🤖 AI Summary
The intrinsic nature of token-wise feature interaction in Transformer attention remains poorly understood.
Method: We propose Low-Rank Sparse Attention (Lorsa), the first structured and invertible decomposition of multi-head self-attention (MHSA) into interpretable low-rank (capturing global coordination) and sparse (encoding local specificity) components, enabled by dictionary learning and rigorous interpretability analysis.

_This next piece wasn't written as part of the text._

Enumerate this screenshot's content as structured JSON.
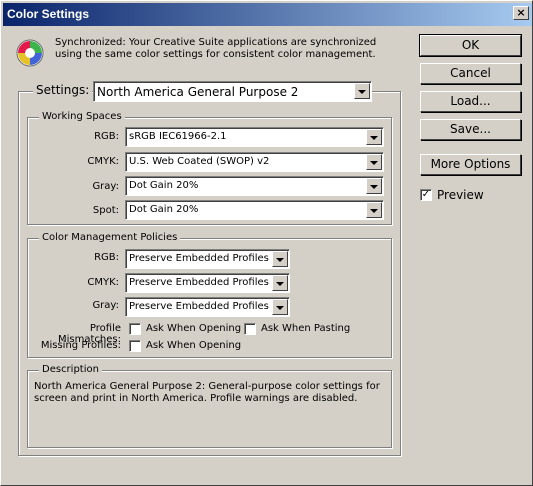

Contribution/Results: Applied to Llama-3.1-8B, Lorsa automatically identifies dedicated attention head families performing atomic arithmetic operations and refines canonical circuit patterns—including induction heads and successor heads. Compared to sparse autoencoders (SAEs), Lorsa achieves significantly improved circuit discovery capability while matching SAE-level interpretability. This establishes a new analytical paradigm for attention mechanisms that is both mathematically rigorous and cognitively transparent.
📝 Abstract
We propose Low-Rank Sparse Attention (Lorsa), a sparse replacement model of Transformer attention layers to disentangle original Multi Head Self Attention (MHSA) into individually comprehensible components. Lorsa is designed to address the challenge of attention superposition to understand attention-mediated interaction between features in different token positions. We show that Lorsa heads find cleaner and finer-grained versions of previously discovered MHSA behaviors like induction heads, successor heads and attention sink behavior (i.e., heavily attending to the first token). Lorsa and Sparse Autoencoder (SAE) are both sparse dictionary learning methods applied to different Transformer components, and lead to consistent findings in many ways. For instance, we discover a comprehensive family of arithmetic-specific Lorsa heads, each corresponding to an atomic operation in Llama-3.1-8B. Automated interpretability analysis indicates that Lorsa achieves parity with SAE in interpretability while Lorsa exhibits superior circuit discovery properties, especially for features computed collectively by multiple MHSA heads. We also conduct extensive experiments on architectural design ablation, Lorsa scaling law and error analysis.